[net.news.b] bug in control.c?

cfv@packet.UUCP (06/02/83)

I seem to have found a bug in the inews source module control.c. When I am
running as superuser (as defined by ROOTID in defs.h) and I want to globally
cancel an article created on my system by someone else, I was unable to do
so. When I tracked it down, in the function cancel() I found the following
code line:

if((uid==ROOTID||uid==0) && strncmp(msgng,"to.",3) == 0)
    su = 1;

What this does is check to see if your effective id (so su works) is ROOTID
or if your are root AND if the message is to 'to.*'. This means that unless
the message I am cancelling is going to 'to.foobar' superuser is never set
for the cancel command, so I cannot even cancel something out of general.

I have changed this to look like:

if((uid==ROOTID||uid==0))
    su = 1;

which removes the message group restriction. This may or may not be a problem
at your site, and it may not even be a bug (without it it doesn't seem to
work as advertised, but I am new to this software).

One final comment. I question the (uid==0) check for cancel privileges. If
I remember the documentation properly there is no notice that root has
su privileges, and a comment that superuser does not have to be root. In
many cases the person maintaining news will be the person on root, but I
don't believe it is guaranteed and I definitely don't think it is safe to
hard code superuser to root into the program and not document it because it
becomes possible for a non-privileged root to accidently cancel someone
elses message without knowing it or even realizing he is privileged.
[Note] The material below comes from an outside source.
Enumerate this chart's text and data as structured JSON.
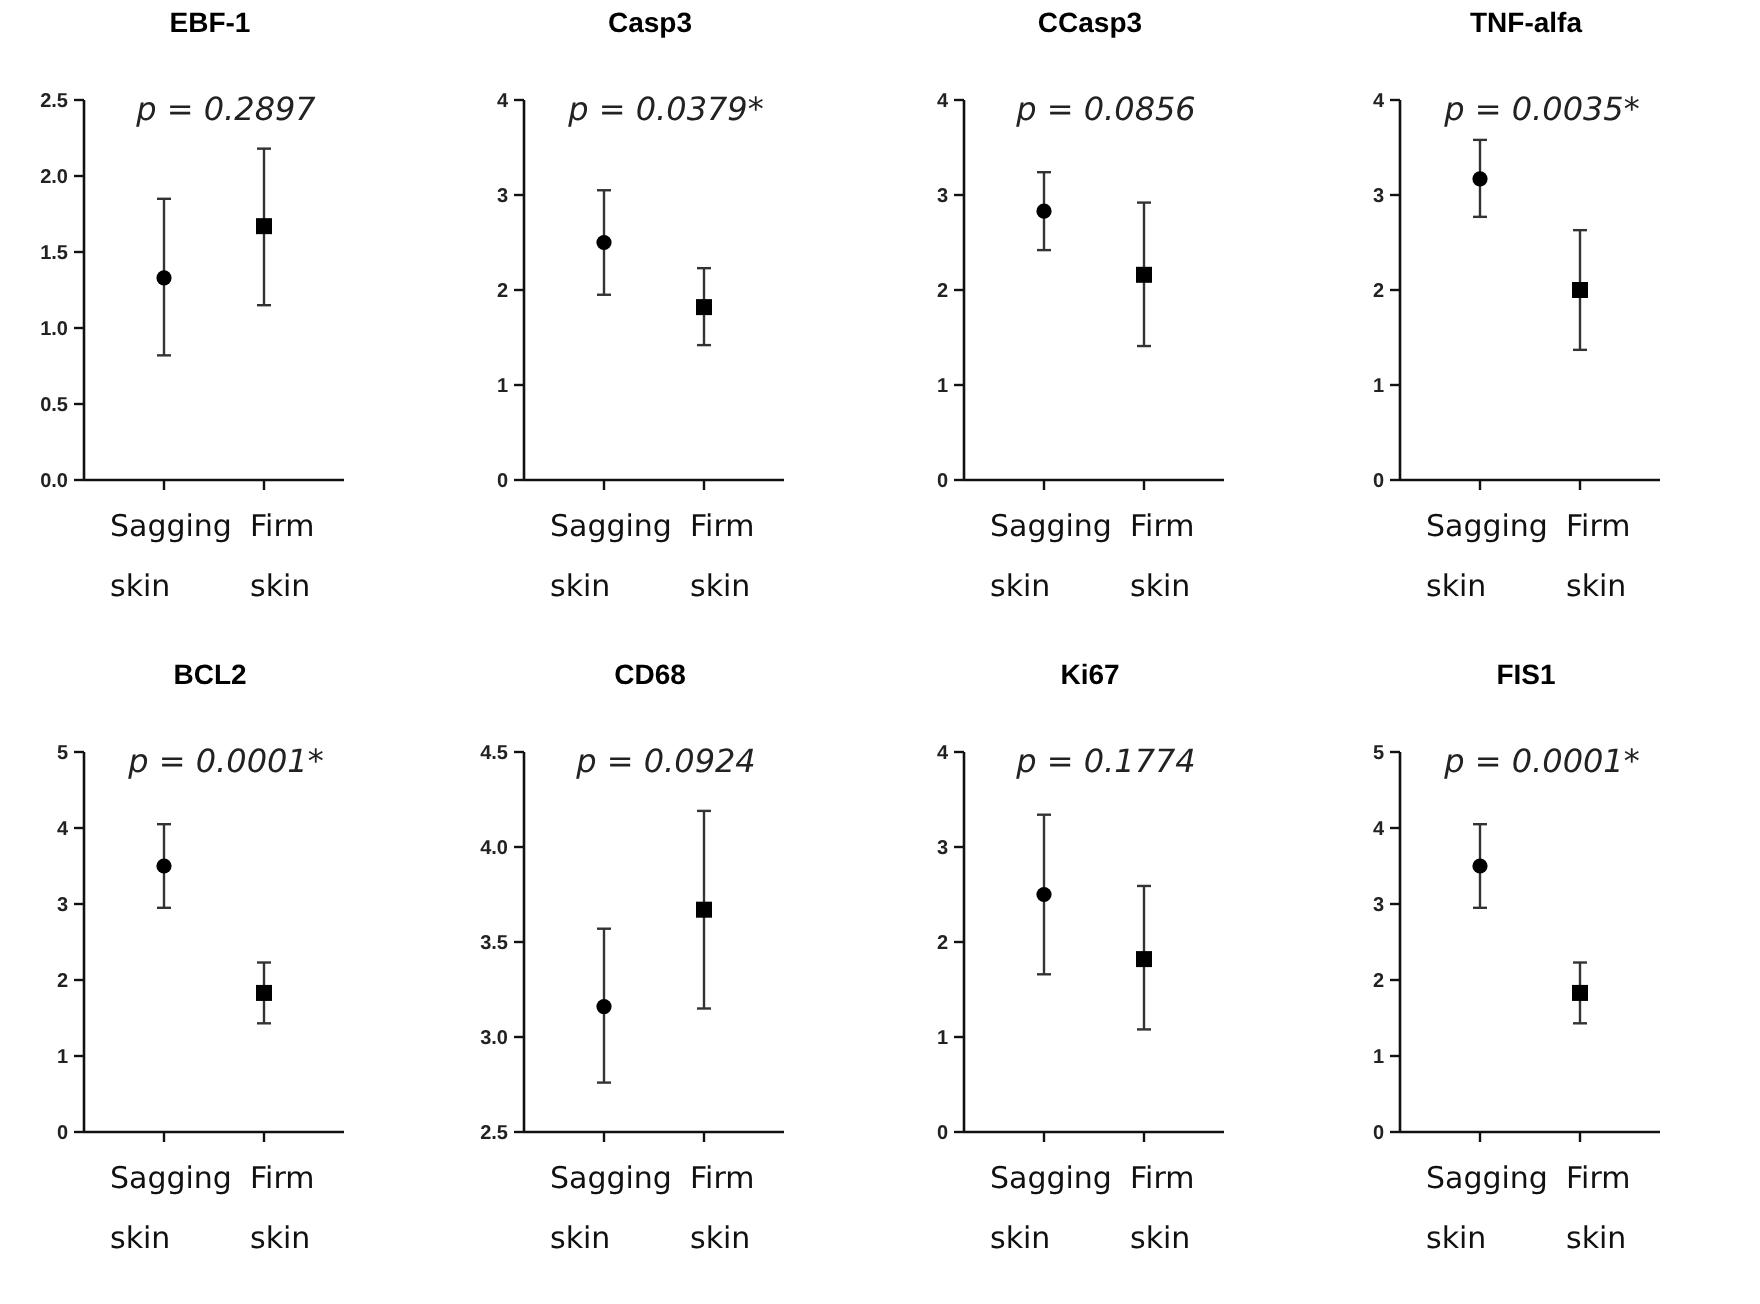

I have't
pulled this check out of my system yet, but I would like to hear someone
justify it or tell me that my analysis is incorrect.

chuck
ucbvax!amd70!packet!cfv

ka@spanky.UUCP (06/03/83)

If you didn't write an article, you can still delete it on your machine
if you are the netnews administrator, but you can't delete it on other
people's machines.  This seems fairly reasonable to me.  As for your
"non-privileged root":  if you log in as root on UNIX you can do *anything*;
that is the whole point of a root login.  If somebody just wants to read
news they can do it without being logged in as root.